I am to prove that $$ \Omega = \bigcup_{\alpha \in [a, b]} \alpha C$$is convex, where $\alpha C = \{ x \in \mathbb{R}^n: x = \alpha y, y \in C \}$.
I tried to complete the proof using the definition of convex sets.
Let $\omega_1, \omega_2 \in \Omega$. That means that there exists $\alpha_1, \alpha_2 \in [a, b]$ such that $\omega_1 = \alpha_1 C$ and $\omega_2 = \alpha_2 C$. Let's choose $\lambda \in [0, 1]$.

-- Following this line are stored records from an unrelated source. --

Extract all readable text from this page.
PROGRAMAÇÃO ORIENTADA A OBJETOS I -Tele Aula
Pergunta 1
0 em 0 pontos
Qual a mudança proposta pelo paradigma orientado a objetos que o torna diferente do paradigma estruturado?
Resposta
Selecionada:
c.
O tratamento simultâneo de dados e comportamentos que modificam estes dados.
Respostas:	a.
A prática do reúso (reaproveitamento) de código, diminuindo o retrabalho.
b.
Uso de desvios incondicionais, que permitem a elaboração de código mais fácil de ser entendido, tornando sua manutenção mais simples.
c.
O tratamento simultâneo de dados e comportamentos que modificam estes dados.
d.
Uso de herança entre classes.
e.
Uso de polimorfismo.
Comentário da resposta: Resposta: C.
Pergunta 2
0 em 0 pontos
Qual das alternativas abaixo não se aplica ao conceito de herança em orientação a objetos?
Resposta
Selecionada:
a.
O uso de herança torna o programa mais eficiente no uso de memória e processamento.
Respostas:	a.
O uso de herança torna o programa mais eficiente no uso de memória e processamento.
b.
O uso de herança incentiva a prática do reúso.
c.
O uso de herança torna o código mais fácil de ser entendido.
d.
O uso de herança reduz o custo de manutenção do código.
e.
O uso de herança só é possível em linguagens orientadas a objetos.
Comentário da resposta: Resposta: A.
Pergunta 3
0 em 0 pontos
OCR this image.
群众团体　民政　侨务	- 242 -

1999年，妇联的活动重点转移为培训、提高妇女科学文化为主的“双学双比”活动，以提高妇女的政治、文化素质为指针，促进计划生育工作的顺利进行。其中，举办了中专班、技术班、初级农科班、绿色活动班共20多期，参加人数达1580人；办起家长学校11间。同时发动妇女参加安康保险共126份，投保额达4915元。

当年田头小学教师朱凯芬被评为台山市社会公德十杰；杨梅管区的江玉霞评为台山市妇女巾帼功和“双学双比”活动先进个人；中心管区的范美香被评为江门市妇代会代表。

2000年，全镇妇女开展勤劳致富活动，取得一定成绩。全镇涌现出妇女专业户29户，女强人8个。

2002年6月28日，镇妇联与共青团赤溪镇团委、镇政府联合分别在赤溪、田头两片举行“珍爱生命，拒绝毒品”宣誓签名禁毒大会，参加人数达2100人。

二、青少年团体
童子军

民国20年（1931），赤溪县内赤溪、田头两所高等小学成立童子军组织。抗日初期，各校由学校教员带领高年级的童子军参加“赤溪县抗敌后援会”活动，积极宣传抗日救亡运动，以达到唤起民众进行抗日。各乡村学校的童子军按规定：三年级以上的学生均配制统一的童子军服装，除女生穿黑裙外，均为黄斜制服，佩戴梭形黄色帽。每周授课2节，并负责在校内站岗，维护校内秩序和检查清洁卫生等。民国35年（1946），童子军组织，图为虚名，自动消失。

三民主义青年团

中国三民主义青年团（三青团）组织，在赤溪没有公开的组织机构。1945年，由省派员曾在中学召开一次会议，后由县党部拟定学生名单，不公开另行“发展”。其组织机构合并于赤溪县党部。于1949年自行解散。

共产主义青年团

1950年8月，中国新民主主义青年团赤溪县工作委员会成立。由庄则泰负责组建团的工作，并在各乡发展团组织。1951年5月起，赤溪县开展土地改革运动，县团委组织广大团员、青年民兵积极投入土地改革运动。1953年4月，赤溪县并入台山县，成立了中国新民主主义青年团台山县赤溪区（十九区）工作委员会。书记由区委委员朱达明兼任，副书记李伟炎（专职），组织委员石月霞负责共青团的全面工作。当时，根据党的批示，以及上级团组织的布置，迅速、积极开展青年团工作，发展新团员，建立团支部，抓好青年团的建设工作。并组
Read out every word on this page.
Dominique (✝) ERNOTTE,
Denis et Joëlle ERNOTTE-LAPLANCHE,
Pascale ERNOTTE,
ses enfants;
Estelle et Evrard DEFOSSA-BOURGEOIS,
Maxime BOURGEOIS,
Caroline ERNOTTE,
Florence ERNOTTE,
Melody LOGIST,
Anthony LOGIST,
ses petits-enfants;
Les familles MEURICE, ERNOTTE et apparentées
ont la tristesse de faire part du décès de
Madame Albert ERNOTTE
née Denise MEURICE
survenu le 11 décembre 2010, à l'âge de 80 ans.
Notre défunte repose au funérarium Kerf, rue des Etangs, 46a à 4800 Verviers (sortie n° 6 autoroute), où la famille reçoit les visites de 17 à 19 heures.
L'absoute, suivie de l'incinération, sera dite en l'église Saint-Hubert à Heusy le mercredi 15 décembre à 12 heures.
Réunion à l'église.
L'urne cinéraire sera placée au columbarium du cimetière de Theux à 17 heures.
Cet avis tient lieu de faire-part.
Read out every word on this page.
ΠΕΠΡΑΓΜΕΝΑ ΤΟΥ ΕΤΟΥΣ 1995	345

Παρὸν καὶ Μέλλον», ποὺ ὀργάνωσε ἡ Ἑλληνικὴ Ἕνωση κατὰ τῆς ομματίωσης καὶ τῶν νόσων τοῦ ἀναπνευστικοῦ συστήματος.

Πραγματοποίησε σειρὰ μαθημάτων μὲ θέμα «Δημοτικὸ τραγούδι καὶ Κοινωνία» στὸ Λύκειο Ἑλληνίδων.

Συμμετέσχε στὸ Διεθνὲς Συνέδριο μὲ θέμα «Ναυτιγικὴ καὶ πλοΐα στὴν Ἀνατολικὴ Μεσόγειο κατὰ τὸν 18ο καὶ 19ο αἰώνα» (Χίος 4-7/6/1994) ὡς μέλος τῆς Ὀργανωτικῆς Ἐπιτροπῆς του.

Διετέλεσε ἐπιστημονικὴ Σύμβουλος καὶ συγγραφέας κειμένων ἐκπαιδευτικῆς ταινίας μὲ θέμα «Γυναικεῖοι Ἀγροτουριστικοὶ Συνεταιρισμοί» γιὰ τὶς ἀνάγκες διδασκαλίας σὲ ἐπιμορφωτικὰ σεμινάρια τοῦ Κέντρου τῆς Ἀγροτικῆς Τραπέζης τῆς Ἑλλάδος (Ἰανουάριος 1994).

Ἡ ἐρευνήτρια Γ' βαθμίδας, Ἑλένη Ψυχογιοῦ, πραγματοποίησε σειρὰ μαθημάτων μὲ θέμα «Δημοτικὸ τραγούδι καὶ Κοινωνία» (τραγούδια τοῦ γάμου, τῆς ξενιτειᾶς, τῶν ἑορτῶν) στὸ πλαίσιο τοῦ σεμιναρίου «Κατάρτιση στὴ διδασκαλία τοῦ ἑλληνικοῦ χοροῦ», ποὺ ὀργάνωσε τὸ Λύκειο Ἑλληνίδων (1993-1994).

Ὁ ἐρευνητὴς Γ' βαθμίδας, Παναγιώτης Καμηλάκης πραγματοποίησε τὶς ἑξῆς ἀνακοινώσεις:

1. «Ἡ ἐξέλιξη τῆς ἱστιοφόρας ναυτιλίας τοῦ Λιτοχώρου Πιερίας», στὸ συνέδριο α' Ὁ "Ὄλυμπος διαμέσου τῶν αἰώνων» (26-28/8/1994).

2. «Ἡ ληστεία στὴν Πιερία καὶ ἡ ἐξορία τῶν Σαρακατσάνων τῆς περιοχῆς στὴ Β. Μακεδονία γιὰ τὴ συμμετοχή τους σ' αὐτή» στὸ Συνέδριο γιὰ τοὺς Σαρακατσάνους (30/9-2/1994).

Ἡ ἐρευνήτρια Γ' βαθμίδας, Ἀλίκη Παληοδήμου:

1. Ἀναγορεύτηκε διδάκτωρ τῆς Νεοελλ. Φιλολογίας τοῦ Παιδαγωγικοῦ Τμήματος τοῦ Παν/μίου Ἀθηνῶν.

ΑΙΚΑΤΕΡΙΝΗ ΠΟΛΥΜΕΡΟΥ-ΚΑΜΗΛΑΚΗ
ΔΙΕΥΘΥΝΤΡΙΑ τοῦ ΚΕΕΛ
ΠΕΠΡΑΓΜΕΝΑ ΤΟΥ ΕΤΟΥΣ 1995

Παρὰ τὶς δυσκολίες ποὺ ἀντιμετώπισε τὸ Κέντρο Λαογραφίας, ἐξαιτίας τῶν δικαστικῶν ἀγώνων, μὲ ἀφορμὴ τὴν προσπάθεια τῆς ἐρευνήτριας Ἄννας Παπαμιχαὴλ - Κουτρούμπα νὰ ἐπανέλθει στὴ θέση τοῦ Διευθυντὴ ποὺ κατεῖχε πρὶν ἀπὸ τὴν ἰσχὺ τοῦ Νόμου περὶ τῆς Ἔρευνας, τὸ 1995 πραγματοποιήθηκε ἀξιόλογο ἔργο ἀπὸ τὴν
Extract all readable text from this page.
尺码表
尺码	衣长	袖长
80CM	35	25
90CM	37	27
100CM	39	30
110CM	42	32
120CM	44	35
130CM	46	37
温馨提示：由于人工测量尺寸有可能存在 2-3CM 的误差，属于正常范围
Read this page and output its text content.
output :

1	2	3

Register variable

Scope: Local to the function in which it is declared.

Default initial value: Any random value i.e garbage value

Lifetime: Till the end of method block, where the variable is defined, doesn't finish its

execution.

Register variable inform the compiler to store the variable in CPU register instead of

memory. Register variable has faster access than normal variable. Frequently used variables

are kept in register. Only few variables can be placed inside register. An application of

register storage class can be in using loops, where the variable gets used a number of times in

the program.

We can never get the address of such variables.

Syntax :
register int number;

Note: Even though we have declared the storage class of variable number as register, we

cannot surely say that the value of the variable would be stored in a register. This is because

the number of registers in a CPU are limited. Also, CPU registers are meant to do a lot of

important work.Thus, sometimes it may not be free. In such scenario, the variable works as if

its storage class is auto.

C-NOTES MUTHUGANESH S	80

I would like to show now that $\lambda \omega_1 + (1 - \lambda) \omega_2 \in \Omega$. Thus
$$\lambda \omega_1 + (1 - \lambda) \omega_2 = \lambda \alpha_1 y_1 + (1 - \lambda) \alpha_2 y_2 \tag{1}$$
I know that $(1)$ should be equal to $\beta z$, where $\beta \in [a, b]$ and $z \in C$ but I have no idea how I can achieve that goal. I would appreciate any hints or tips.